How Spiral Matrix actually works
Spiral traversal is not about direction-changing tricks - it is about four boundaries closing in. top, bottom, left, right fence the block of cells not yet visited; each pass walks one edge of that fence and then pulls it inward. When the fence closes, every cell has been emitted exactly once.
Four boundaries fence the grid
top = 0, bottom = rows - 1, left = 0, right = cols - 1: the fence starts around the whole matrix. The invariant the player tracks is the spiral's whole claim: cells emitted so far were emitted exactly once, and everything inside the fence is still unvisited.
Walk the top edge
Emit row `top` from left to right. This edge is now spent - which is precisely why the next step can shrink the fence without losing anything.
Pull the fence in
top += 1 (and later right -= 1, bottom -= 1, left += 1) retires the walked edge. The two if-guards before the bottom and left walks are the subtle part: after shrinking, the fence may have collapsed - a single-row or single-column remainder - and walking a collapsed edge would emit cells twice. The guards are what keep the invariant true.
Down the right edge
Emit column `right` from the new top down to bottom. Note it starts from the NEW top - the shrink that just happened is what stops the corner cell from being emitted twice. Same pattern as before: walk the edge, then retire it.
Back along the bottom - if it still exists
Guarded by top <= bottom: in a matrix with a single remaining row, the top walk already consumed it, and walking 'the bottom' would re-emit the same cells in reverse. The guard is not defensive style - remove it and the output is wrong on any non-square matrix.
Up the left edge - same guard, other axis
Guarded by left <= right for the single-column case. After this the loop returns to walk-right with a strictly smaller fence.
The fence closes
When top > bottom or left > right, no unvisited block remains. The emitted order holds every cell exactly once - m x n appends, O(m*n) time, O(1) extra space beyond the output.
Common confusions
Why do only two of the four walks have guards?

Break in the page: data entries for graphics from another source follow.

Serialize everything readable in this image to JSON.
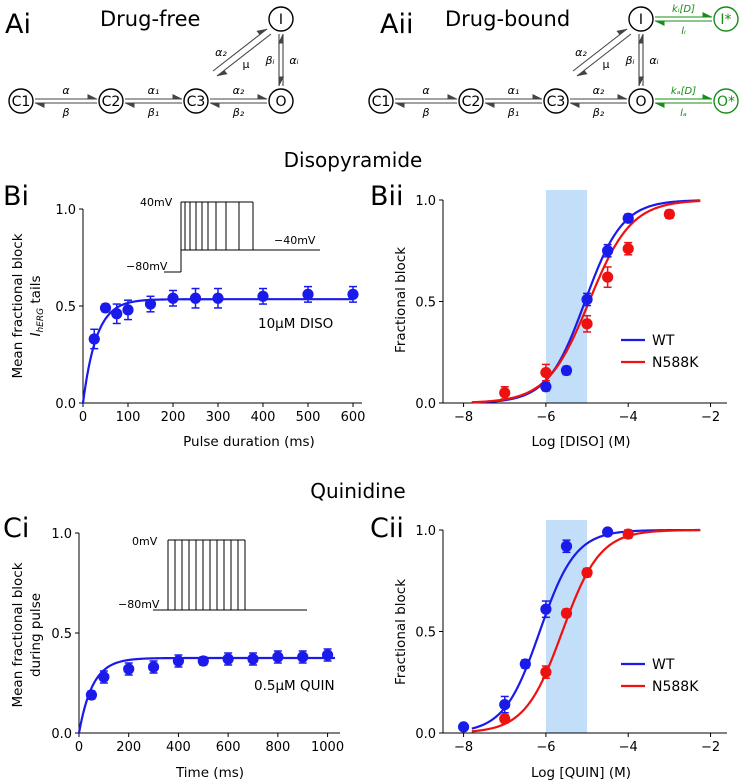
{
  "section_titles": {
    "disopyramide": "Disopyramide",
    "quinidine": "Quinidine"
  },
  "panel_labels": {
    "ai": "Ai",
    "aii": "Aii",
    "bi": "Bi",
    "bii": "Bii",
    "ci": "Ci",
    "cii": "Cii"
  },
  "schemes": {
    "drug_free_title": "Drug-free",
    "drug_bound_title": "Drug-bound",
    "states": {
      "c1": "C1",
      "c2": "C2",
      "c3": "C3",
      "o": "O",
      "i": "I",
      "i_star": "I*",
      "o_star": "O*"
    },
    "rates": {
      "c1_c2_fwd": "α",
      "c1_c2_rev": "β",
      "c2_c3_fwd": "α₁",
      "c2_c3_rev": "β₁",
      "c3_o_fwd": "α₂",
      "c3_o_rev": "β₂",
      "c3_i_fwd": "α₂",
      "c3_i_rev": "μ",
      "i_o_left": "βᵢ",
      "i_o_right": "αᵢ",
      "i_bind_fwd": "kᵢ[D]",
      "i_bind_rev": "lᵢ",
      "o_bind_fwd": "kₐ[D]",
      "o_bind_rev": "lₐ"
    }
  },
  "colors": {
    "wt": "#1a1aeb",
    "n588k": "#ee1111",
    "highlight": "#c2def8",
    "binding": "#1a8c1a"
  },
  "chart_data": [
    {
      "id": "Bi",
      "type": "scatter",
      "title": "",
      "xlabel": "Pulse duration (ms)",
      "ylabel_line1": "Mean fractional block",
      "ylabel_line2": "I_hERG tails",
      "ylabel_main": "I",
      "ylabel_sub": "hERG",
      "ylabel_tail": " tails",
      "xlim": [
        0,
        620
      ],
      "ylim": [
        0,
        1.0
      ],
      "xticks": [
        0,
        100,
        200,
        300,
        400,
        500,
        600
      ],
      "xticklabels": [
        "0",
        "100",
        "200",
        "300",
        "400",
        "500",
        "600"
      ],
      "yticks": [
        0,
        0.5,
        1.0
      ],
      "yticklabels": [
        "0.0",
        "0.5",
        "1.0"
      ],
      "annotation": "10μM DISO",
      "protocol": {
        "hold_label": "−80mV",
        "step_label": "40mV",
        "tail_label": "−40mV"
      },
      "series": [
        {
          "name": "WT",
          "x": [
            25,
            50,
            75,
            100,
            150,
            200,
            250,
            300,
            400,
            500,
            600
          ],
          "y": [
            0.33,
            0.49,
            0.46,
            0.48,
            0.51,
            0.54,
            0.54,
            0.54,
            0.55,
            0.56,
            0.56
          ],
          "err": [
            0.05,
            0.02,
            0.05,
            0.05,
            0.04,
            0.04,
            0.05,
            0.05,
            0.04,
            0.04,
            0.04
          ]
        }
      ],
      "fit": {
        "plateau": 0.535,
        "tau_ms": 30
      }
    },
    {
      "id": "Bii",
      "type": "scatter",
      "xlabel": "Log [DISO] (M)",
      "ylabel": "Fractional block",
      "xlim": [
        -8.5,
        -1.6
      ],
      "ylim": [
        0,
        1.0
      ],
      "xticks": [
        -8,
        -6,
        -4,
        -2
      ],
      "xticklabels": [
        "−8",
        "−6",
        "−4",
        "−2"
      ],
      "yticks": [
        0,
        0.5,
        1.0
      ],
      "yticklabels": [
        "0.0",
        "0.5",
        "1.0"
      ],
      "highlight_x": [
        -6,
        -5
      ],
      "legend": "bottom-right",
      "series": [
        {
          "name": "WT",
          "x": [
            -6,
            -5.5,
            -5,
            -4.5,
            -4
          ],
          "y": [
            0.08,
            0.16,
            0.51,
            0.75,
            0.91
          ],
          "err": [
            0.02,
            0.02,
            0.03,
            0.03,
            0.02
          ]
        },
        {
          "name": "N588K",
          "x": [
            -7,
            -6,
            -5,
            -4.5,
            -4,
            -3
          ],
          "y": [
            0.05,
            0.15,
            0.39,
            0.62,
            0.76,
            0.93
          ],
          "err": [
            0.03,
            0.04,
            0.04,
            0.05,
            0.03,
            0.02
          ]
        }
      ],
      "fits": [
        {
          "name": "WT",
          "log_ic50": -5.05,
          "hill": 0.95
        },
        {
          "name": "N588K",
          "log_ic50": -4.95,
          "hill": 0.85
        }
      ]
    },
    {
      "id": "Ci",
      "type": "scatter",
      "xlabel": "Time (ms)",
      "ylabel_line1": "Mean fractional block",
      "ylabel_line2": "during pulse",
      "xlim": [
        0,
        1050
      ],
      "ylim": [
        0,
        1.0
      ],
      "xticks": [
        0,
        200,
        400,
        600,
        800,
        1000
      ],
      "xticklabels": [
        "0",
        "200",
        "400",
        "600",
        "800",
        "1000"
      ],
      "yticks": [
        0,
        0.5,
        1.0
      ],
      "yticklabels": [
        "0.0",
        "0.5",
        "1.0"
      ],
      "annotation": "0.5μM QUIN",
      "protocol": {
        "hold_label": "−80mV",
        "step_label": "0mV"
      },
      "series": [
        {
          "name": "WT",
          "x": [
            50,
            100,
            200,
            300,
            400,
            500,
            600,
            700,
            800,
            900,
            1000
          ],
          "y": [
            0.19,
            0.28,
            0.32,
            0.33,
            0.36,
            0.36,
            0.37,
            0.37,
            0.38,
            0.38,
            0.39
          ],
          "err": [
            0.02,
            0.03,
            0.03,
            0.03,
            0.03,
            0.02,
            0.03,
            0.03,
            0.03,
            0.03,
            0.03
          ]
        }
      ],
      "fit": {
        "plateau": 0.375,
        "tau_ms": 55
      }
    },
    {
      "id": "Cii",
      "type": "scatter",
      "xlabel": "Log [QUIN] (M)",
      "ylabel": "Fractional block",
      "xlim": [
        -8.5,
        -1.6
      ],
      "ylim": [
        0,
        1.0
      ],
      "xticks": [
        -8,
        -6,
        -4,
        -2
      ],
      "xticklabels": [
        "−8",
        "−6",
        "−4",
        "−2"
      ],
      "yticks": [
        0,
        0.5,
        1.0
      ],
      "yticklabels": [
        "0.0",
        "0.5",
        "1.0"
      ],
      "highlight_x": [
        -6,
        -5
      ],
      "legend": "bottom-right",
      "series": [
        {
          "name": "WT",
          "x": [
            -8,
            -7,
            -6.5,
            -6,
            -5.5,
            -4.5
          ],
          "y": [
            0.03,
            0.14,
            0.34,
            0.61,
            0.92,
            0.99
          ],
          "err": [
            0.01,
            0.04,
            0.02,
            0.04,
            0.03,
            0.01
          ]
        },
        {
          "name": "N588K",
          "x": [
            -7,
            -6,
            -5.5,
            -5,
            -4
          ],
          "y": [
            0.07,
            0.3,
            0.59,
            0.79,
            0.98
          ],
          "err": [
            0.02,
            0.03,
            0.02,
            0.02,
            0.02
          ]
        }
      ],
      "fits": [
        {
          "name": "WT",
          "log_ic50": -6.15,
          "hill": 1.0
        },
        {
          "name": "N588K",
          "log_ic50": -5.6,
          "hill": 0.95
        }
      ]
    }
  ]
}
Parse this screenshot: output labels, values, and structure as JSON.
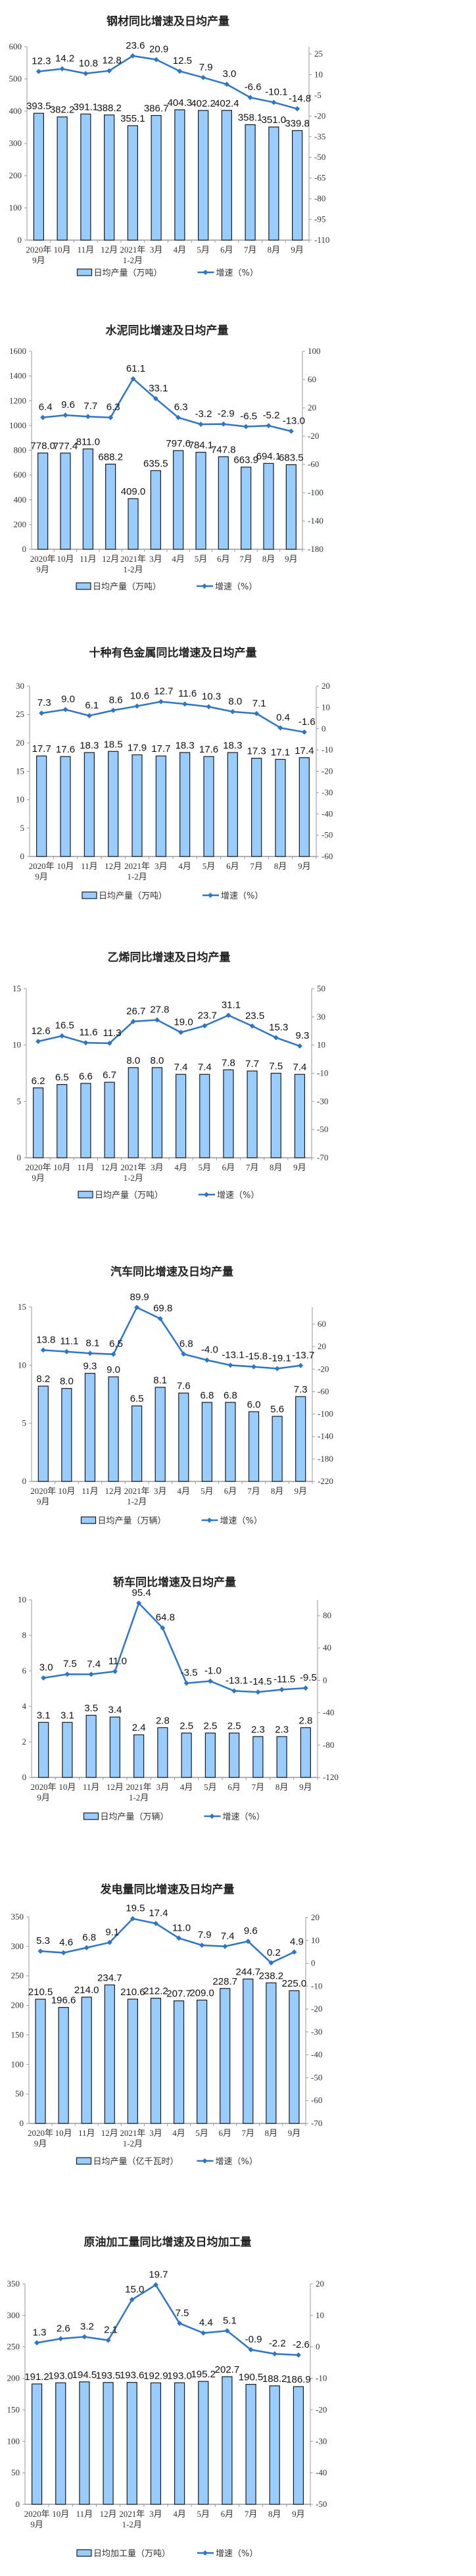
{
  "categories": [
    [
      "2020年",
      "9月"
    ],
    [
      "10月"
    ],
    [
      "11月"
    ],
    [
      "12月"
    ],
    [
      "2021年",
      "1-2月"
    ],
    [
      "3月"
    ],
    [
      "4月"
    ],
    [
      "5月"
    ],
    [
      "6月"
    ],
    [
      "7月"
    ],
    [
      "8月"
    ],
    [
      "9月"
    ]
  ],
  "colors": {
    "bar_fill": "#99ccff",
    "bar_stroke": "#1a1a1a",
    "line": "#2e75c4",
    "axis": "#999999"
  },
  "growth_legend": "增速（%）",
  "chart_data": [
    {
      "type": "bar+line",
      "title": "钢材同比增速及日均产量",
      "bar_legend": "日均产量（万吨）",
      "left_ticks": [
        0,
        100,
        200,
        300,
        400,
        500,
        600
      ],
      "right_ticks": [
        -110,
        -95,
        -80,
        -65,
        -50,
        -35,
        -20,
        -5,
        10,
        25
      ],
      "bars": [
        393.5,
        382.2,
        391.1,
        388.2,
        355.1,
        386.7,
        404.3,
        402.2,
        402.4,
        358.1,
        351.0,
        339.8
      ],
      "growth": [
        12.3,
        14.2,
        10.8,
        12.8,
        23.6,
        20.9,
        12.5,
        7.9,
        3.0,
        -6.6,
        -10.1,
        -14.8
      ]
    },
    {
      "type": "bar+line",
      "title": "水泥同比增速及日均产量",
      "bar_legend": "日均产量（万吨）",
      "left_ticks": [
        0,
        200,
        400,
        600,
        800,
        1000,
        1200,
        1400,
        1600
      ],
      "right_ticks": [
        -180,
        -140,
        -100,
        -60,
        -20,
        20,
        60,
        100
      ],
      "bars": [
        778.0,
        777.4,
        811.0,
        688.2,
        409.0,
        635.5,
        797.6,
        784.1,
        747.8,
        663.9,
        694.1,
        683.5
      ],
      "growth": [
        6.4,
        9.6,
        7.7,
        6.3,
        61.1,
        33.1,
        6.3,
        -3.2,
        -2.9,
        -6.5,
        -5.2,
        -13.0
      ]
    },
    {
      "type": "bar+line",
      "title": "十种有色金属同比增速及日均产量",
      "bar_legend": "日均产量（万吨）",
      "left_ticks": [
        0,
        5,
        10,
        15,
        20,
        25,
        30
      ],
      "right_ticks": [
        -60,
        -50,
        -40,
        -30,
        -20,
        -10,
        0,
        10,
        20
      ],
      "bars": [
        17.7,
        17.6,
        18.3,
        18.5,
        17.9,
        17.7,
        18.3,
        17.6,
        18.3,
        17.3,
        17.1,
        17.4
      ],
      "growth": [
        7.3,
        9.0,
        6.1,
        8.6,
        10.6,
        12.7,
        11.6,
        10.3,
        8.0,
        7.1,
        0.4,
        -1.6
      ]
    },
    {
      "type": "bar+line",
      "title": "乙烯同比增速及日均产量",
      "bar_legend": "日均产量（万吨）",
      "left_ticks": [
        0,
        5,
        10,
        15
      ],
      "right_ticks": [
        -70,
        -50,
        -30,
        -10,
        10,
        30,
        50
      ],
      "bars": [
        6.2,
        6.5,
        6.6,
        6.7,
        8.0,
        8.0,
        7.4,
        7.4,
        7.8,
        7.7,
        7.5,
        7.4
      ],
      "growth": [
        12.6,
        16.5,
        11.6,
        11.3,
        26.7,
        27.8,
        19.0,
        23.7,
        31.1,
        23.5,
        15.3,
        9.3
      ]
    },
    {
      "type": "bar+line",
      "title": "汽车同比增速及日均产量",
      "bar_legend": "日均产量（万辆）",
      "left_ticks": [
        0,
        5,
        10,
        15
      ],
      "right_ticks": [
        -220,
        -180,
        -140,
        -100,
        -60,
        -20,
        20,
        60
      ],
      "bars": [
        8.2,
        8.0,
        9.3,
        9.0,
        6.5,
        8.1,
        7.6,
        6.8,
        6.8,
        6.0,
        5.6,
        7.3
      ],
      "growth": [
        13.8,
        11.1,
        8.1,
        6.5,
        89.9,
        69.8,
        6.8,
        -4.0,
        -13.1,
        -15.8,
        -19.1,
        -13.7
      ]
    },
    {
      "type": "bar+line",
      "title": "轿车同比增速及日均产量",
      "bar_legend": "日均产量（万辆）",
      "left_ticks": [
        0,
        2,
        4,
        6,
        8,
        10
      ],
      "right_ticks": [
        -120,
        -80,
        -40,
        0,
        40,
        80
      ],
      "bars": [
        3.1,
        3.1,
        3.5,
        3.4,
        2.4,
        2.8,
        2.5,
        2.5,
        2.5,
        2.3,
        2.3,
        2.8
      ],
      "growth": [
        3.0,
        7.5,
        7.4,
        11.0,
        95.4,
        64.8,
        -3.5,
        -1.0,
        -13.1,
        -14.5,
        -11.5,
        -9.5
      ]
    },
    {
      "type": "bar+line",
      "title": "发电量同比增速及日均产量",
      "bar_legend": "日均产量（亿千瓦时）",
      "left_ticks": [
        0,
        50,
        100,
        150,
        200,
        250,
        300,
        350
      ],
      "right_ticks": [
        -70,
        -60,
        -50,
        -40,
        -30,
        -20,
        -10,
        0,
        10,
        20
      ],
      "bars": [
        210.5,
        196.6,
        214.0,
        234.7,
        210.6,
        212.2,
        207.7,
        209.0,
        228.7,
        244.7,
        238.2,
        225.0
      ],
      "growth": [
        5.3,
        4.6,
        6.8,
        9.1,
        19.5,
        17.4,
        11.0,
        7.9,
        7.4,
        9.6,
        0.2,
        4.9
      ]
    },
    {
      "type": "bar+line",
      "title": "原油加工量同比增速及日均加工量",
      "bar_legend": "日均加工量（万吨）",
      "left_ticks": [
        0,
        50,
        100,
        150,
        200,
        250,
        300,
        350
      ],
      "right_ticks": [
        -50,
        -40,
        -30,
        -20,
        -10,
        0,
        10,
        20
      ],
      "bars": [
        191.2,
        193.0,
        194.5,
        193.5,
        193.6,
        192.9,
        193.0,
        195.2,
        202.7,
        190.5,
        188.2,
        186.9
      ],
      "growth": [
        1.3,
        2.6,
        3.2,
        2.1,
        15.0,
        19.7,
        7.5,
        4.4,
        5.1,
        -0.9,
        -2.2,
        -2.6
      ]
    }
  ]
}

The first two walks (right, down) are always valid when the loop condition holds. The second two retrace the SAME row or column when only one remains - the guards skip exactly those double-walks. Symmetric guards on all four would be harmless but redundant, and understanding why is understanding the algorithm.
Is there a rotate-the-matrix trick instead?
Yes - emit the top row, rotate the rest counterclockwise, repeat. Elegant to say, O(m*n) extra work per rotation to do. The boundary walk is what you would ship.